In questo filone fantastico arrivano le Cronache di Narnia:
«Si, qua ero la sorella più grande, Susan, c’era molto differenza tra gli altri personaggi, lei è subito una combattente, caratteri diversi, anche perché piano piano mi cresceva la voce, e le intonazioni ti chiamano. La stessa frase non la dirai più rispetto a quando avevi nove anni»

Quando hai cominciato Hermione Harry Potter non era così mainstream come oggi e quindi era logico non conoscerlo, cosa diversa invece con Alice
«Alice è arrivato nel 2010, io sono una fan della Disney, faccio collezione dei suoi classici, sono cresciuta con lei, Cenerentola, Belle… Alice è stata una bella cosa perché il provino che ho fatto è stato mandata in America e scelto personalmente da Tim Burton. L’ho doppiata in maniera molto serena, e da lì abbiamo aperto le porte al mondo Disney»

Ma tra fantasy e Disney c’è anche uno scheletro nell’armadio… “Angry Games: la ragazza con l’uccello di fuoco”…
«Ci sta, come tornare a casa dopo una serata con intellettuali, mettersi sul divano e vedere Fantozzi… Non ho mai visto Hunger Games, quindi con la parodia ho più o meno un’idea dell’opera originale, quindi lo devo vedere»

Poi sei tornata alle principesse, diventando Cenerentola
«Cenerentola è arrivata con un provino, diretto da Maura Vespini, direttrice che sa quello che vuole, abbastanza severa. Ogni film ti lascia qualcosa. Avendo perso mio padre a 14 anni, le tue esperienze, il tuo bagaglio, te lo porti. Una cosa come un lutto ti fortifica, la voce diventa diversa, si abbassa. E con Cenerentola ci sono scene, perché sappiamo tutti come il papà finisce, che sono toste da fare, non solo per chi ha cominciato da pochissimo, ma per chi in realtà come me, come Gemma, abbiamo cominciato da piccole e ci siamo portate dietro questo bagaglio di vita.
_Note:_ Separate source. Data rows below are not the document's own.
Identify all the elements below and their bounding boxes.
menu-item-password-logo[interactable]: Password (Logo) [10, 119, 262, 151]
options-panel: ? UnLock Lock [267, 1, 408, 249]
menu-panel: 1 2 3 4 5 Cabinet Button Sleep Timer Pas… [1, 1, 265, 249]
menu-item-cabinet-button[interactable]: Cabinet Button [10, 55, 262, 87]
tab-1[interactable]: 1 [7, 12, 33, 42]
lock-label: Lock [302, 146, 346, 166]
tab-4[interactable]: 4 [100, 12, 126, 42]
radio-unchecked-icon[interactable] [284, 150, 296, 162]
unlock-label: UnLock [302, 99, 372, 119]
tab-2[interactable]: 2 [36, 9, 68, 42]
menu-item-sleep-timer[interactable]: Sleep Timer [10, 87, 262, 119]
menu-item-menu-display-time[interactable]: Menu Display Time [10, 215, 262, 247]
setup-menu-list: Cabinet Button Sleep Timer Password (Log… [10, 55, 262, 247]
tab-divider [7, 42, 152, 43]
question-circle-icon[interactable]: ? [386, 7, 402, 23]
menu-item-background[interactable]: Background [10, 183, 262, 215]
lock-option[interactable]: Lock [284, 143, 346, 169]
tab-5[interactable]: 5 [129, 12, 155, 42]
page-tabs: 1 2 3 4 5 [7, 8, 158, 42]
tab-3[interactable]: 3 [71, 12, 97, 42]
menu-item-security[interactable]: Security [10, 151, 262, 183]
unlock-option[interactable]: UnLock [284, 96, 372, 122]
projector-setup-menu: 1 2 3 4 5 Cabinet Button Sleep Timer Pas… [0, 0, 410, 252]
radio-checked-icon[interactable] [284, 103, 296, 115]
C’è la scena in cui il padre chiede a Cenerentola “Che cosa vuoi che ti porto dal mio viaggio?”, e io quella scena l’ho dovuta ripetere quindici volte. C’era Maura Vespini che si stava innervosendo, perché mi viene il magone perché sentivo che la mia vita era rotta, e l’ho fatta con le lacrime alla fine, e lei poi è venuta a scusarsi perché l’aveva dimenticato. Questo per dire che il lavoro è bello, sembra facile, ma è un lavoro di cuore, e se non ce l’hai non arriva questa cosa»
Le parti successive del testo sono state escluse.